I scan each and every piece of paper that passes through my hands. All my old to-do lists, bills people send me in the mail, the manual for my microwave, everything. I have a lot of scans.
scan-organizer is a tool I wrote to help me neatly organize and label everything, and make it searchable. It’s designed for going through a huge backlog by hand over the course of weeks, and then dumping a new set of raw scans in whenever afterwards. I have a specific processing pipeline discussed below. However if you have even a little programming skill, I’ve designed this to be modified to suit your own workflow.
The input is some raw scans. They could be handwritten notes, printed computer documents, photos, or whatever.
The final product is that for each file like
ticket.jpg, we end up with
ticket.txt.
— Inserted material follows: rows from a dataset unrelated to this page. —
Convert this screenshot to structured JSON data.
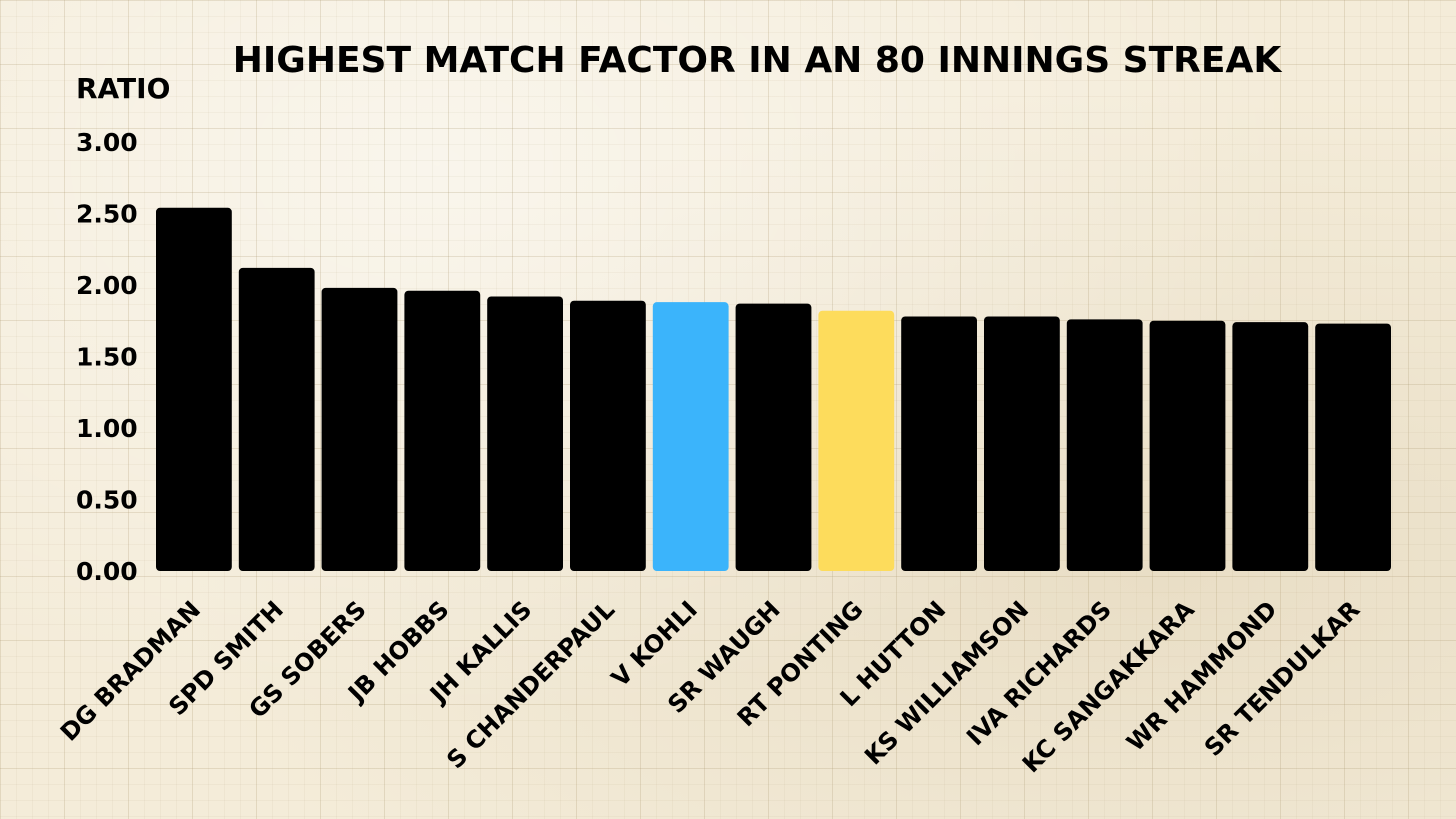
{
  "chart_data": {
    "type": "bar",
    "title": "HIGHEST MATCH FACTOR IN AN 80 INNINGS STREAK",
    "ylabel": "RATIO",
    "xlabel": "",
    "ylim": [
      0,
      3
    ],
    "yticks": [
      "0.00",
      "0.50",
      "1.00",
      "1.50",
      "2.00",
      "2.50",
      "3.00"
    ],
    "ytick_values": [
      0,
      0.5,
      1,
      1.5,
      2,
      2.5,
      3
    ],
    "grid": true,
    "categories": [
      "DG BRADMAN",
      "SPD SMITH",
      "GS SOBERS",
      "JB HOBBS",
      "JH KALLIS",
      "S CHANDERPAUL",
      "V KOHLI",
      "SR WAUGH",
      "RT PONTING",
      "L HUTTON",
      "KS WILLIAMSON",
      "IVA RICHARDS",
      "KC SANGAKKARA",
      "WR HAMMOND",
      "SR TENDULKAR"
    ],
    "values": [
      2.54,
      2.12,
      1.98,
      1.96,
      1.92,
      1.89,
      1.88,
      1.87,
      1.82,
      1.78,
      1.78,
      1.76,
      1.75,
      1.74,
      1.73
    ],
    "colors": [
      "#000000",
      "#000000",
      "#000000",
      "#000000",
      "#000000",
      "#000000",
      "#3bb4fb",
      "#000000",
      "#fddc5c",
      "#000000",
      "#000000",
      "#000000",
      "#000000",
      "#000000",
      "#000000"
    ]
  }
}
This has metadata about the file (tags, category, notes) and a transcription of any text in the image, to make it searchable with
grep & co.
--- category: movie tickets filename: seven psychopaths ticket.jpg tags: - cleaned - categorized - named - hand_transcribe - transcribed - verified --- Rialto Cinemas Elmwood SEVEN PSYCHOPAT R Sun Oct 28 1 7:15 PM Adult $10.50 00504-3102812185308 Rialto Cinemas Gift Cards Perfect For Movie Lovers!
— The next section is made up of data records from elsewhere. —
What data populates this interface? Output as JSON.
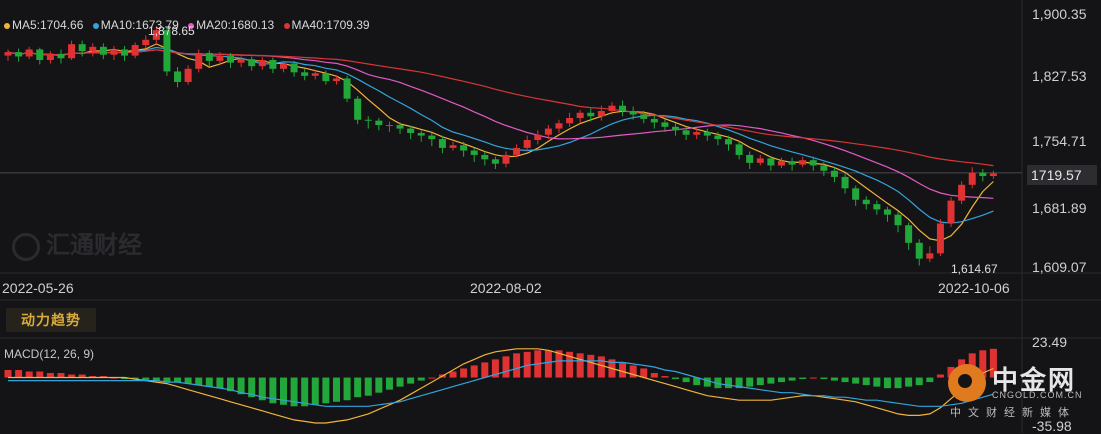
{
  "chart_data": {
    "type": "candlestick",
    "price_axis": {
      "ticks": [
        "1,900.35",
        "1,827.53",
        "1,754.71",
        "1,681.89",
        "1,609.07"
      ],
      "current_price_label": "1719.57",
      "current_price": 1719.57,
      "ylim": [
        1609.07,
        1900.35
      ]
    },
    "date_axis": [
      "2022-05-26",
      "2022-08-02",
      "2022-10-06"
    ],
    "legend": [
      {
        "label": "MA5:1704.66",
        "color": "#f0b43a"
      },
      {
        "label": "MA10:1673.79",
        "color": "#33a3dc"
      },
      {
        "label": "MA20:1680.13",
        "color": "#e25ac6"
      },
      {
        "label": "MA40:1709.39",
        "color": "#d93636"
      }
    ],
    "annotations": {
      "high_label": "1,878.65",
      "high_value": 1878.65,
      "low_label": "1,614.67",
      "low_value": 1614.67
    },
    "candles": [
      [
        1853,
        1857,
        1847,
        1860
      ],
      [
        1857,
        1852,
        1846,
        1861
      ],
      [
        1852,
        1860,
        1849,
        1863
      ],
      [
        1860,
        1848,
        1843,
        1862
      ],
      [
        1848,
        1855,
        1844,
        1858
      ],
      [
        1855,
        1850,
        1844,
        1860
      ],
      [
        1850,
        1866,
        1848,
        1870
      ],
      [
        1866,
        1858,
        1852,
        1870
      ],
      [
        1858,
        1863,
        1852,
        1867
      ],
      [
        1863,
        1854,
        1849,
        1867
      ],
      [
        1854,
        1860,
        1848,
        1864
      ],
      [
        1860,
        1853,
        1847,
        1864
      ],
      [
        1853,
        1865,
        1850,
        1868
      ],
      [
        1865,
        1871,
        1861,
        1876
      ],
      [
        1871,
        1882,
        1866,
        1886
      ],
      [
        1882,
        1835,
        1830,
        1885
      ],
      [
        1835,
        1823,
        1817,
        1840
      ],
      [
        1823,
        1838,
        1820,
        1842
      ],
      [
        1838,
        1856,
        1834,
        1860
      ],
      [
        1856,
        1847,
        1840,
        1859
      ],
      [
        1847,
        1853,
        1842,
        1857
      ],
      [
        1853,
        1845,
        1839,
        1856
      ],
      [
        1845,
        1849,
        1840,
        1852
      ],
      [
        1849,
        1841,
        1836,
        1852
      ],
      [
        1841,
        1848,
        1837,
        1851
      ],
      [
        1848,
        1838,
        1833,
        1851
      ],
      [
        1838,
        1844,
        1834,
        1847
      ],
      [
        1844,
        1834,
        1829,
        1847
      ],
      [
        1834,
        1830,
        1825,
        1838
      ],
      [
        1830,
        1833,
        1826,
        1837
      ],
      [
        1833,
        1824,
        1820,
        1836
      ],
      [
        1824,
        1827,
        1820,
        1831
      ],
      [
        1827,
        1804,
        1800,
        1830
      ],
      [
        1804,
        1780,
        1775,
        1807
      ],
      [
        1780,
        1779,
        1770,
        1784
      ],
      [
        1779,
        1774,
        1768,
        1782
      ],
      [
        1774,
        1774,
        1766,
        1778
      ],
      [
        1774,
        1770,
        1764,
        1777
      ],
      [
        1770,
        1765,
        1758,
        1773
      ],
      [
        1765,
        1762,
        1755,
        1768
      ],
      [
        1762,
        1758,
        1750,
        1765
      ],
      [
        1758,
        1748,
        1742,
        1762
      ],
      [
        1748,
        1751,
        1745,
        1755
      ],
      [
        1751,
        1745,
        1738,
        1755
      ],
      [
        1745,
        1740,
        1732,
        1748
      ],
      [
        1740,
        1735,
        1728,
        1744
      ],
      [
        1735,
        1730,
        1724,
        1738
      ],
      [
        1730,
        1740,
        1726,
        1744
      ],
      [
        1740,
        1748,
        1737,
        1752
      ],
      [
        1748,
        1757,
        1744,
        1762
      ],
      [
        1757,
        1763,
        1752,
        1768
      ],
      [
        1763,
        1770,
        1758,
        1774
      ],
      [
        1770,
        1776,
        1765,
        1780
      ],
      [
        1776,
        1782,
        1772,
        1788
      ],
      [
        1782,
        1788,
        1776,
        1791
      ],
      [
        1788,
        1784,
        1778,
        1793
      ],
      [
        1784,
        1790,
        1779,
        1796
      ],
      [
        1790,
        1796,
        1786,
        1800
      ],
      [
        1796,
        1790,
        1784,
        1802
      ],
      [
        1790,
        1786,
        1780,
        1795
      ],
      [
        1786,
        1781,
        1776,
        1790
      ],
      [
        1781,
        1777,
        1770,
        1785
      ],
      [
        1777,
        1772,
        1766,
        1781
      ],
      [
        1772,
        1768,
        1762,
        1776
      ],
      [
        1768,
        1763,
        1757,
        1772
      ],
      [
        1763,
        1766,
        1758,
        1771
      ],
      [
        1766,
        1762,
        1756,
        1770
      ],
      [
        1762,
        1758,
        1751,
        1766
      ],
      [
        1758,
        1752,
        1745,
        1762
      ],
      [
        1752,
        1740,
        1735,
        1756
      ],
      [
        1740,
        1731,
        1724,
        1744
      ],
      [
        1731,
        1736,
        1728,
        1740
      ],
      [
        1736,
        1728,
        1722,
        1739
      ],
      [
        1728,
        1733,
        1725,
        1737
      ],
      [
        1733,
        1729,
        1722,
        1737
      ],
      [
        1729,
        1734,
        1726,
        1738
      ],
      [
        1734,
        1728,
        1722,
        1738
      ],
      [
        1728,
        1722,
        1716,
        1732
      ],
      [
        1722,
        1715,
        1709,
        1726
      ],
      [
        1715,
        1702,
        1696,
        1719
      ],
      [
        1702,
        1689,
        1682,
        1705
      ],
      [
        1689,
        1684,
        1678,
        1693
      ],
      [
        1684,
        1678,
        1672,
        1688
      ],
      [
        1678,
        1672,
        1664,
        1681
      ],
      [
        1672,
        1660,
        1652,
        1676
      ],
      [
        1660,
        1640,
        1632,
        1663
      ],
      [
        1640,
        1622,
        1614,
        1644
      ],
      [
        1622,
        1628,
        1618,
        1636
      ],
      [
        1628,
        1662,
        1625,
        1667
      ],
      [
        1662,
        1688,
        1658,
        1692
      ],
      [
        1688,
        1706,
        1684,
        1710
      ],
      [
        1706,
        1720,
        1702,
        1726
      ],
      [
        1720,
        1716,
        1710,
        1724
      ],
      [
        1716,
        1719,
        1713,
        1722
      ]
    ],
    "macd": {
      "label": "MACD(12, 26, 9)",
      "ticks": [
        "23.49",
        "-35.98"
      ],
      "ylim": [
        -35.98,
        23.49
      ],
      "hist": [
        5,
        5,
        4,
        4,
        3,
        3,
        2,
        2,
        1,
        1,
        0,
        -1,
        -1,
        -2,
        -2,
        -3,
        -3,
        -4,
        -5,
        -6,
        -7,
        -9,
        -11,
        -13,
        -15,
        -17,
        -18,
        -19,
        -19,
        -18,
        -17,
        -16,
        -15,
        -13,
        -12,
        -10,
        -8,
        -6,
        -4,
        -2,
        0,
        2,
        4,
        6,
        8,
        10,
        12,
        14,
        16,
        17,
        18,
        18,
        18,
        17,
        16,
        15,
        14,
        12,
        10,
        8,
        6,
        3,
        1,
        -1,
        -3,
        -5,
        -6,
        -7,
        -7,
        -7,
        -6,
        -5,
        -4,
        -3,
        -2,
        -1,
        0,
        -1,
        -2,
        -3,
        -4,
        -5,
        -6,
        -7,
        -7,
        -6,
        -5,
        -3,
        2,
        7,
        12,
        16,
        18,
        19
      ],
      "dif": [
        0,
        0,
        0,
        0,
        0,
        0,
        0,
        0,
        0,
        0,
        0,
        0,
        -1,
        -2,
        -3,
        -4,
        -6,
        -8,
        -10,
        -12,
        -14,
        -16,
        -18,
        -20,
        -22,
        -24,
        -26,
        -28,
        -29,
        -30,
        -30,
        -29,
        -28,
        -26,
        -24,
        -21,
        -18,
        -15,
        -11,
        -7,
        -3,
        1,
        5,
        9,
        12,
        15,
        17,
        18,
        19,
        19,
        19,
        18,
        16,
        14,
        12,
        10,
        8,
        6,
        4,
        2,
        0,
        -2,
        -4,
        -6,
        -8,
        -10,
        -12,
        -13,
        -14,
        -15,
        -15,
        -15,
        -15,
        -14,
        -13,
        -12,
        -12,
        -13,
        -14,
        -15,
        -16,
        -18,
        -20,
        -22,
        -24,
        -25,
        -25,
        -24,
        -20,
        -14,
        -8,
        -2,
        3,
        6
      ],
      "dea": [
        -2,
        -2,
        -2,
        -2,
        -2,
        -2,
        -2,
        -2,
        -2,
        -2,
        -2,
        -2,
        -2,
        -2,
        -2,
        -3,
        -3,
        -4,
        -5,
        -6,
        -7,
        -8,
        -10,
        -11,
        -13,
        -14,
        -15,
        -16,
        -17,
        -18,
        -19,
        -19,
        -19,
        -19,
        -19,
        -18,
        -17,
        -16,
        -14,
        -12,
        -10,
        -8,
        -6,
        -4,
        -2,
        0,
        2,
        4,
        6,
        8,
        9,
        10,
        11,
        11,
        11,
        11,
        11,
        10,
        10,
        9,
        8,
        7,
        5,
        4,
        2,
        0,
        -2,
        -4,
        -5,
        -6,
        -7,
        -8,
        -9,
        -10,
        -10,
        -11,
        -12,
        -12,
        -13,
        -13,
        -14,
        -15,
        -15,
        -16,
        -17,
        -18,
        -19,
        -19,
        -19,
        -18,
        -17,
        -15,
        -13,
        -11
      ]
    }
  },
  "brand": {
    "watermark": "汇通财经",
    "logo_name": "中金网",
    "logo_url": "CNGOLD.COM.CN",
    "logo_sub": "中文财经新媒体"
  },
  "toolbar": {
    "trend_button": "动力趋势"
  }
}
Here are some screenshots of the process. Apologizies if they’re a little big! I just took actual screenshots.
At any point I can exit the program, and all progress is saved. I have 6000 photos in the backlog–this isn’t going to be a one-session thing for me! Also, everything has keyboard shortcuts, which I prefer.
First, I clean up the images. Crop them, rotate them if they’re not facing the right way. I can rotate images with keyboard shortcuts, although there are also buttons at the bottom. Once I’m done, I press a button, and scan-organizer advanced to the next un-cleaned photo.
Next, I sort things into folders, or “categories”. As I browse folders, I can preview what’s already in that folder.
Renaming images comes next. For convenience, I can browse existing images in the folder, to help name everything in a standard way.
I tag my images with the type of text. They might be handwritten. Or they might be printed computer documents. You can imagine extending the process with other types of tagging for your use case.
Printed documents are run through OCR. This isn’t actually done yet, but it will be easy to plug in. I will probably use tesseract.
I write up all my handwritten documents. I have not found any useful handwriting recognition software. I just do it all by hand.
The point of scan-organizer is to filter based on tags. So only images I’ve marked as needing hand transcription are shown in this phase.